Jakub Jarowski, Cinta di Tengah Kecamuk Perang Ukraina
Jakub Jarowski menggalang dana dari kerabat dan kenalannya untuk membiayai kegiatan kemanusiaan di Kharkiv, Ukraina. Seluruh hasil penggalangan dana itu digunakan untuk memenuhi kebutuhan para pengungsi perang Ukraina.
Sampai Februari 2022, Jakub Jarowski (41) tidak punya pengalaman menjadi sukarelawan. Perang Rusia-Ukraina membuatnya menjadi sukarelawan. Bukan hanya tidak menerima imbalan dalam bentuk apa pun, ia malah mengeluarkan uang untuk mendanai kegiatannya menolong para korban perang di sejumlah wilayah Ukraina.

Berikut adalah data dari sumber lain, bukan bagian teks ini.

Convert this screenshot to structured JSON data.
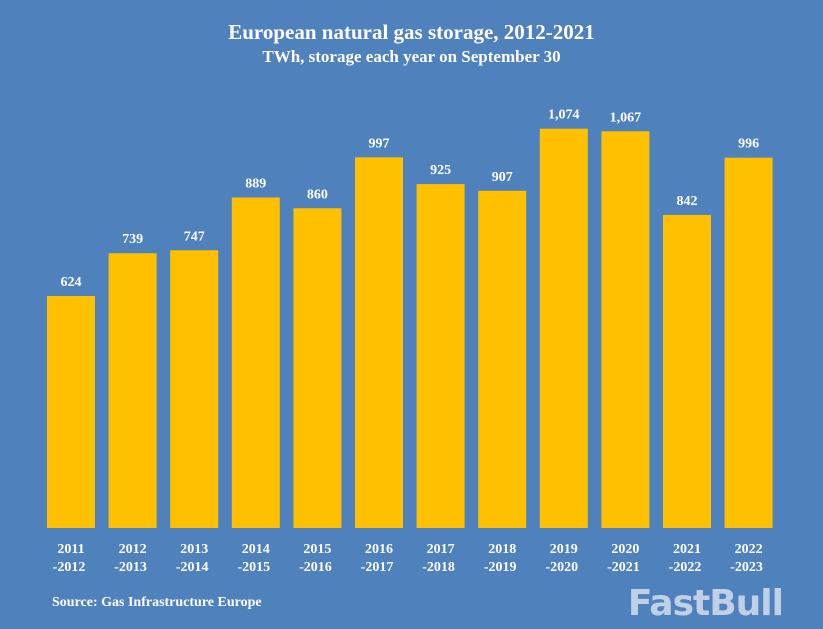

Sejak awal Juni 2022, ia tinggal di salah satu stasiun kereta bawah tanah di Kharkiv, sekitar 480 kilometer sebelah timur Kyiv, Ukraina. Kala ditemui pada awal Juli 2022, ia baru kembali dari pasar. ”Membeli sandal dan obat. Ada pengungsi butuh,” kata warga Polandia itu.
Beberapa hari sebelumnya, seorang perempuan pengungsi di stasiun tersebut menemui Jarowski dan menunjukkan alas kakinya yang rusak. Perempuan ini sudah tinggal di stasiun kereta bawah tanah itu sejak perang meletus pada 24 Februari 2022. Karena masih harus melakukan hal lain, Jarowski tidak bisa segera membelikan sandal baru untuk perempuan tersebut.
Baca juga : Hunian ”Mewah” di Kolong Tanah Kharkiv (Bagian 32)
Perempuan itu adalah salah satu dari jutaan warga Ukraina yang tidak bisa kembali ke tempat tinggalnya sekaligus tidak bisa pula mengungsi ke luar negeri. Saat jutaan warga Ukraina meninggalkan negara itu, Jarowski malah masuk ke sana.
Jarowski meninggalkan Lauceston, Inggris, pada awal Maret 2022 dengan niat berbeda. Meski tetap menjadi warga Polandia, ia tinggal di Inggris sejak berumur 22 tahun.
Ia datang bersama beberapa orang yang sudah dikenalnya sejak lama. Beberapa kenalannya mengajak orang lain. ”Niat awal kami bergabung dengan legiun asing. Kami meyakini itu cara terbaik membantu Ukraina,” ujar ayah empat anak itu.
Sebelum menjadi sukarelawan di Ukraina, Jarowski sehari-hari menjadi tukang daging. Ia mengaku bisa menggunakan senjata api. Bahkan, ia datang dengan membawa seragam loreng dan aneka perlengkapan kamuflase. ”Hanya, senjata api tidak bisa kami bawa. Kami tidak punya izin membawa senjata api lintas negara, apalagi senjata standar militer untuk keperluan perang,” katanya.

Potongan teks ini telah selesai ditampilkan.